Dashboards and BI tools query the views directly for real-time visualization
Iceberg tables receive continuous syncs for historical analysis
Kafka topics deliver results to downstream systems
Alerting systems monitor threshold breaches in real time

The Gold layer is a result of streaming, not a product of batching.

Results: Immediate, Measurable Impact

The migration from batch to streaming delivered significant improvements across every dimension:

Metric	Before (Batch)	After (RisingWave)	Improvement
Data latency	Hours	Seconds	~1000x faster
Cleaning logic	Complex script stacks	SQL rules	Dramatically simpler
Infrastructure costs	Dedicated scheduling clusters + intermediate storage	Single streaming platform	>50% reduction
Data availability	Next-day reports	Real-time views	Immediate decisions
Maintenance effort	High (scripts, schedulers, landing zones)	Low (SQL, no scheduling)	Major reduction

Key outcomes in detail:

Data latency dropped from hours to seconds. Business teams no longer wait until the next morning to see yesterday's data. Operational decisions happen in real time based on live sensor readings.

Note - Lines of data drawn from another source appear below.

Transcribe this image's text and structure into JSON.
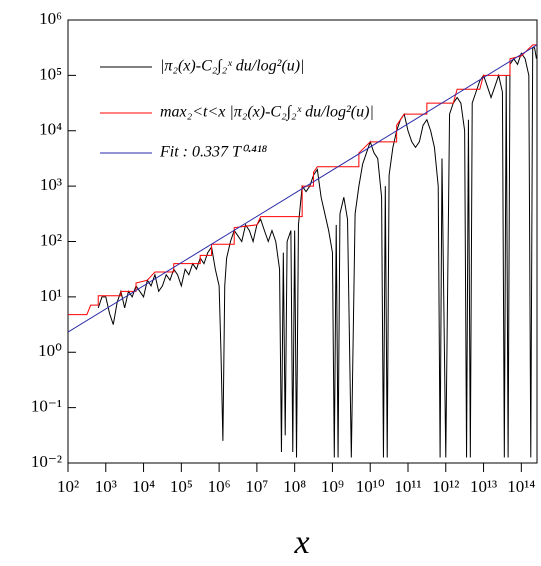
{
  "chart_data": {
    "type": "line",
    "xlabel": "x",
    "log_x": true,
    "log_y": true,
    "grid": false,
    "legend": "upper left",
    "xlim": [
      100.0,
      260000000000000.0
    ],
    "ylim": [
      0.01,
      1000000.0
    ],
    "xticks": [
      {
        "value": 100.0,
        "label": "10²"
      },
      {
        "value": 1000.0,
        "label": "10³"
      },
      {
        "value": 10000.0,
        "label": "10⁴"
      },
      {
        "value": 100000.0,
        "label": "10⁵"
      },
      {
        "value": 1000000.0,
        "label": "10⁶"
      },
      {
        "value": 10000000.0,
        "label": "10⁷"
      },
      {
        "value": 100000000.0,
        "label": "10⁸"
      },
      {
        "value": 1000000000.0,
        "label": "10⁹"
      },
      {
        "value": 10000000000.0,
        "label": "10¹⁰"
      },
      {
        "value": 100000000000.0,
        "label": "10¹¹"
      },
      {
        "value": 1000000000000.0,
        "label": "10¹²"
      },
      {
        "value": 10000000000000.0,
        "label": "10¹³"
      },
      {
        "value": 100000000000000.0,
        "label": "10¹⁴"
      }
    ],
    "yticks": [
      {
        "value": 0.01,
        "label": "10⁻²"
      },
      {
        "value": 0.1,
        "label": "10⁻¹"
      },
      {
        "value": 1,
        "label": "10⁰"
      },
      {
        "value": 10,
        "label": "10¹"
      },
      {
        "value": 100,
        "label": "10²"
      },
      {
        "value": 1000,
        "label": "10³"
      },
      {
        "value": 10000,
        "label": "10⁴"
      },
      {
        "value": 100000,
        "label": "10⁵"
      },
      {
        "value": 1000000,
        "label": "10⁶"
      }
    ],
    "series": [
      {
        "name": "|π₂(x)-C₂∫₂ˣ du/log²(u)|",
        "color": "#000000",
        "x": [
          631.0,
          794.0,
          1000.0,
          1260.0,
          1580.0,
          2000.0,
          2510.0,
          3160.0,
          3980.0,
          5010.0,
          6310.0,
          7940.0,
          10000.0,
          12600.0,
          15800.0,
          20000.0,
          25100.0,
          31600.0,
          39800.0,
          50100.0,
          63100.0,
          79400.0,
          100000.0,
          126000.0,
          158000.0,
          200000.0,
          251000.0,
          316000.0,
          398000.0,
          501000.0,
          631000.0,
          794000.0,
          1000000.0,
          1120000.0,
          1260000.0,
          1410000.0,
          1580000.0,
          2000000.0,
          2510000.0,
          3160000.0,
          3980000.0,
          5010000.0,
          6310000.0,
          7940000.0,
          10000000.0,
          12600000.0,
          15800000.0,
          20000000.0,
          25100000.0,
          31600000.0,
          39800000.0,
          44700000.0,
          50100000.0,
          56200000.0,
          63100000.0,
          79400000.0,
          89100000.0,
          100000000.0,
          112000000.0,
          126000000.0,
          158000000.0,
          200000000.0,
          251000000.0,
          316000000.0,
          398000000.0,
          501000000.0,
          631000000.0,
          794000000.0,
          1000000000.0,
          1120000000.0,
          1260000000.0,
          1410000000.0,
          1580000000.0,
          2000000000.0,
          2510000000.0,
          3160000000.0,
          3980000000.0,
          5010000000.0,
          6310000000.0,
          7940000000.0,
          10000000000.0,
          12600000000.0,
          15800000000.0,
          20000000000.0,
          22400000000.0,
          25100000000.0,
          28200000000.0,
          31600000000.0,
          39800000000.0,
          50100000000.0,
          63100000000.0,
          79400000000.0,
          100000000000.0,
          126000000000.0,
          158000000000.0,
          200000000000.0,
          251000000000.0,
          316000000000.0,
          398000000000.0,
          501000000000.0,
          631000000000.0,
          708000000000.0,
          794000000000.0,
          1000000000000.0,
          1260000000000.0,
          1580000000000.0,
          2000000000000.0,
          2510000000000.0,
          3160000000000.0,
          3550000000000.0,
          3980000000000.0,
          4470000000000.0,
          5010000000000.0,
          6310000000000.0,
          7940000000000.0,
          10000000000000.0,
          12600000000000.0,
          15800000000000.0,
          20000000000000.0,
          25100000000000.0,
          31600000000000.0,
          35500000000000.0,
          39800000000000.0,
          44700000000000.0,
          50100000000000.0,
          63100000000000.0,
          79400000000000.0,
          100000000000000.0,
          126000000000000.0,
          158000000000000.0,
          178000000000000.0,
          200000000000000.0,
          224000000000000.0,
          251000000000000.0
        ],
        "values": [
          6.31,
          10,
          10,
          5.01,
          3.16,
          7.94,
          12.6,
          6.31,
          12.6,
          10,
          15.8,
          12.6,
          10,
          20,
          15.8,
          25.1,
          12.6,
          15.8,
          25.1,
          20,
          31.6,
          25.1,
          15.8,
          31.6,
          25.1,
          39.8,
          31.6,
          50.1,
          39.8,
          63.1,
          79.4,
          31.6,
          15.8,
          1,
          0.0251,
          15.8,
          50.1,
          100,
          158,
          126,
          100,
          200,
          158,
          100,
          200,
          251,
          158,
          100,
          158,
          100,
          31.6,
          0.0158,
          63.1,
          0.0316,
          100,
          158,
          0.0158,
          158,
          0.0126,
          200,
          1000,
          794,
          1000,
          1580,
          2000,
          631,
          316,
          158,
          63.1,
          0.0126,
          200,
          0.0126,
          316,
          631,
          251,
          0.0126,
          316,
          1000,
          2510,
          3980,
          6310,
          3980,
          3160,
          631,
          0.0126,
          1000,
          0.0126,
          1580,
          5010,
          10000,
          15800,
          20000,
          10000,
          6310,
          5010,
          6310,
          12600,
          15800,
          10000,
          5010,
          1000,
          0.0126,
          3160,
          0.0126,
          20000,
          31600,
          39800,
          31600,
          10000,
          0.0126,
          15800,
          0.0126,
          31600,
          50100,
          79400,
          100000,
          63100,
          39800,
          63100,
          100000,
          50100,
          0.0126,
          100000,
          0.0126,
          158000,
          200000,
          158000,
          251000,
          200000,
          100000,
          0.0126,
          316000,
          316000,
          200000
        ]
      },
      {
        "name": "max₂<t<x |π₂(x)-C₂∫₂ˣ du/log²(u)|",
        "color": "#ff0000",
        "x": [
          100.0,
          316.0,
          398.0,
          631.0,
          631.0,
          2510.0,
          2510.0,
          6310.0,
          6310.0,
          12600.0,
          20000.0,
          63100.0,
          63100.0,
          316000.0,
          316000.0,
          631000.0,
          631000.0,
          2510000.0,
          2510000.0,
          10000000.0,
          12600000.0,
          158000000.0,
          158000000.0,
          316000000.0,
          316000000.0,
          398000000.0,
          5010000000.0,
          5010000000.0,
          10000000000.0,
          50100000000.0,
          50100000000.0,
          79400000000.0,
          316000000000.0,
          316000000000.0,
          1580000000000.0,
          2000000000000.0,
          7940000000000.0,
          10000000000000.0,
          50100000000000.0,
          50100000000000.0,
          100000000000000.0,
          200000000000000.0,
          260000000000000.0
        ],
        "values": [
          4.79,
          4.79,
          7.08,
          7.08,
          10.5,
          10.5,
          12.6,
          12.6,
          17.8,
          20,
          28.2,
          28.2,
          39.8,
          39.8,
          56.2,
          56.2,
          89.1,
          89.1,
          178,
          200,
          282,
          282,
          1000,
          1000,
          1780,
          2240,
          2240,
          3980,
          6310,
          6310,
          12600,
          20000,
          20000,
          31600,
          31600,
          56200,
          56200,
          100000,
          100000,
          200000,
          224000,
          355000,
          355000
        ]
      },
      {
        "name": "Fit :  0.337 T⁰·⁴¹⁸",
        "color": "#2a2aa8",
        "x": [
          100.0,
          260000000000000.0
        ],
        "values": [
          2.31,
          357000
        ]
      }
    ]
  }
}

Cleaning logic went from complex scripts to SQL. What previously required dedicated engineering teams to maintain now lives in readable, version-controlled SQL statements. New cleaning rules can be deployed in minutes.

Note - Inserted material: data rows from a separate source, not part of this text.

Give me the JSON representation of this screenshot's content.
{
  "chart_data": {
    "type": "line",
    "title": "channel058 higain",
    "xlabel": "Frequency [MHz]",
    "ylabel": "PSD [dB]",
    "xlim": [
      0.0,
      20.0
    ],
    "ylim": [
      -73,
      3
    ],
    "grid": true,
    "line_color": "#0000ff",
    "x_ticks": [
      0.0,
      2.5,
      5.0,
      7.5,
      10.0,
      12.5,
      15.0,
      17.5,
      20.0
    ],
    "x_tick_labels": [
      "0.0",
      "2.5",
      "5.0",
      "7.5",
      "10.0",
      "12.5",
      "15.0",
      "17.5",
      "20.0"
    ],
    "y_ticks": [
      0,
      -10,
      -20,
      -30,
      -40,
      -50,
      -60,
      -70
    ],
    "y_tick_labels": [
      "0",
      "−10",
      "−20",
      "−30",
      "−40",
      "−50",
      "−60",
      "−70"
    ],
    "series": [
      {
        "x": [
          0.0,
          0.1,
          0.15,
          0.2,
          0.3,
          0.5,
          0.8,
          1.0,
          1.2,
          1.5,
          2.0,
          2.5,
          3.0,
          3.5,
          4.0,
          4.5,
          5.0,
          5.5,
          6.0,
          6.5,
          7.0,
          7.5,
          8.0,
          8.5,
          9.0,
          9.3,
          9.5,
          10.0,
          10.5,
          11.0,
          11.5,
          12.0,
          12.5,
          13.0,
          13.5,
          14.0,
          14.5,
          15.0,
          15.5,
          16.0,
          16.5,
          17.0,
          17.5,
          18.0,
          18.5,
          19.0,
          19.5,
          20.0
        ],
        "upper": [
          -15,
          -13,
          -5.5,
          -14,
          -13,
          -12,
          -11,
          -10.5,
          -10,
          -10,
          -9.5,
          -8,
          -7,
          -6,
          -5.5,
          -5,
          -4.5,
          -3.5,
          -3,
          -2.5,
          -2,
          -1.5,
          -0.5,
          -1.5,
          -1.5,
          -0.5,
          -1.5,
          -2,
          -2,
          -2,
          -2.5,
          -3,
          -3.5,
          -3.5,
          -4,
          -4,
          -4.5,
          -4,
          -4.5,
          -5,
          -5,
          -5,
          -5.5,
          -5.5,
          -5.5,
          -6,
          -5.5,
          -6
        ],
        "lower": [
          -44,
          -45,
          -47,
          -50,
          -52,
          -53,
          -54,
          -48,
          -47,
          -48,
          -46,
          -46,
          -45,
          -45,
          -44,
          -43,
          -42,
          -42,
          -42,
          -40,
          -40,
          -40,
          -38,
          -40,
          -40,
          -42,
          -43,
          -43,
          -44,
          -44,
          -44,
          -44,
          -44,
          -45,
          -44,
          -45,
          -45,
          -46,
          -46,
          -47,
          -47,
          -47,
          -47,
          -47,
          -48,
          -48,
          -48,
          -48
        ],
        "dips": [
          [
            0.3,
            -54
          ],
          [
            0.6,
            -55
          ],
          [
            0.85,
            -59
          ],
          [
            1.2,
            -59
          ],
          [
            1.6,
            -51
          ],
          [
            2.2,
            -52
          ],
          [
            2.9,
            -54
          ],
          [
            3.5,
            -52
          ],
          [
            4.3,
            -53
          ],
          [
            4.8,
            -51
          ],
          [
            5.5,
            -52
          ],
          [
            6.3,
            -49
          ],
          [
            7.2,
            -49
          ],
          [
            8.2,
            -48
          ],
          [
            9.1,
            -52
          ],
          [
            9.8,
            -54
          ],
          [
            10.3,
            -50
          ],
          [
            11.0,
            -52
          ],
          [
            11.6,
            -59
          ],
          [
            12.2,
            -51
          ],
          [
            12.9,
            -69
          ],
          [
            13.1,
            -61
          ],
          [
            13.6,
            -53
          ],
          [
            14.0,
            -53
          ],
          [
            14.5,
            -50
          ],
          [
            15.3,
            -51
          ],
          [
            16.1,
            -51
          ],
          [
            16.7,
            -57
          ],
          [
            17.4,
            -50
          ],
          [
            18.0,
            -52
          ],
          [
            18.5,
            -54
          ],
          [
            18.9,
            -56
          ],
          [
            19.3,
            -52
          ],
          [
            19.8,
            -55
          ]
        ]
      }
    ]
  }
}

Infrastructure costs fell by over 50%. The dedicated scheduling clusters, intermediate data landing layers, and batch processing infrastructure were eliminated entirely. RisingWave handles ingestion, processing, and serving in a single platform.

Business departments gained direct access to real-time data. Instead of requesting reports from the data team, business users query materialized views directly, enabling faster and more informed decision-making.

Why This Matters for Manufacturing

Siemens' transformation illustrates a broader trend in manufacturing and industrial IoT. As the volume of sensor and device data grows, batch processing architectures become increasingly untenable. The gap between "data collected" and "data utilized" widens.

A streaming Medallion architecture closes that gap. By processing data continuously rather than in scheduled batches, organizations can:

Detect equipment anomalies before they cause downtime
Monitor production quality as it happens, not after the fact
Optimize energy consumption and resource allocation in real time
Feed ML models with fresh data for predictive maintenance

The architecture also offers high flexibility and portability. It runs in the cloud or in on-premises data centers, fully aligning with enterprise requirements for security, compliance, and operational control.

Getting Started

If your organization is dealing with similar challenges, here's how to get started with RisingWave:

Try RisingWave Cloud: Get started with a fully managed streaming platform in minutes
Read the documentation: Explore how to build streaming pipelines, materialized views, and data integrations
Download the open-source version: Deploy RisingWave on your own infrastructure
Join the community: Connect with other engineers building real-time data systems

The shift from batch to streaming is not just a technology upgrade. It is a fundamental change in how enterprises think about data: from something you collect and process later to something that flows, transforms, and delivers value continuously.